The purpose of this library is to allow creating classes defined in dynamic libraries by specifying string name of the class.
A user provides a name of class, a name of a shared library and a set of constructor arguments. The library returns a new class instance. Example usage:
plugin<BasePlugin?> p("somelib.so", "SpecificType?"); BasePlugin?* n = p.create(10);
This use case is important because in general user might have his own mechanism for tracking which libraries contain which classes.
User loads several libraries and then creates a class by name and a set of constructor arguments.
plugin_registry<BasePlugin?> registry; registry.add("somelib.so"); BasePlugin?* n = registry["SpecificType?"].create(10);
Note: the operator would return instance of 'plugin'. This is the primary use case for the library.

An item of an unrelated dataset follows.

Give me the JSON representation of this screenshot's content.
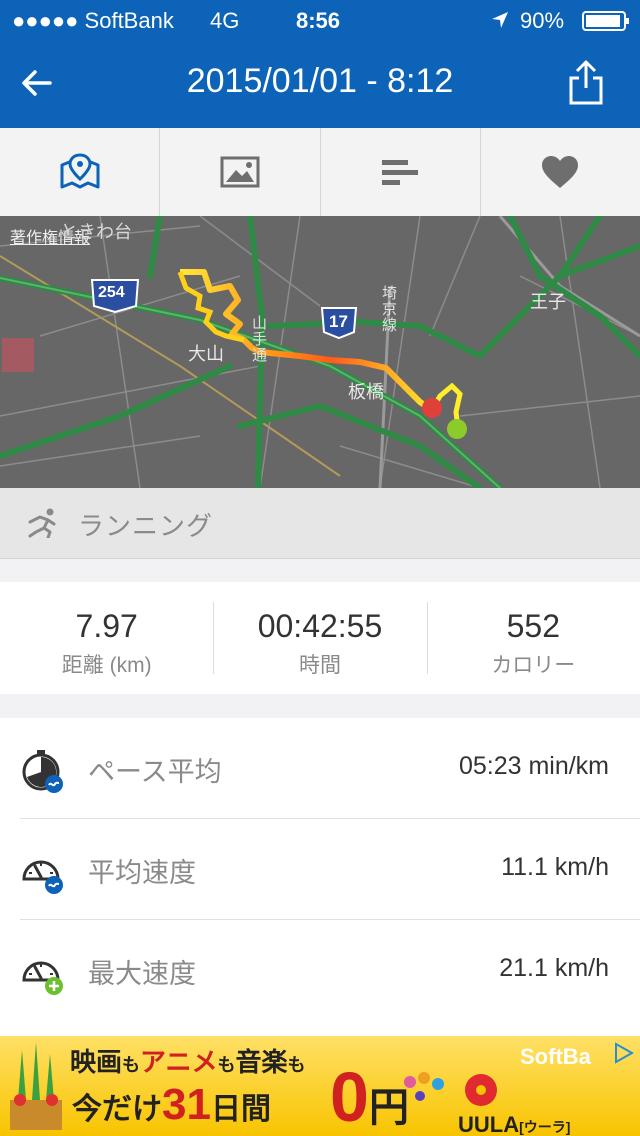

In addition to the above, it might be desirable to create by name classes defined in the same application, not only in some library. For example, a compiler might have a number of passes, and it's reasonable if each pass just registers itself with the global registry and is then created via that registry.
It might be desirable to attach extra information to a plugin, in a form of a string. Might be good to handle versioning, for example. Not sure about this.
It's possible to create a system where user ask for a specific "service" with specific properties, and the library searches for the right plugin. Such system can become contrived, and I think we should not implement it for the first version.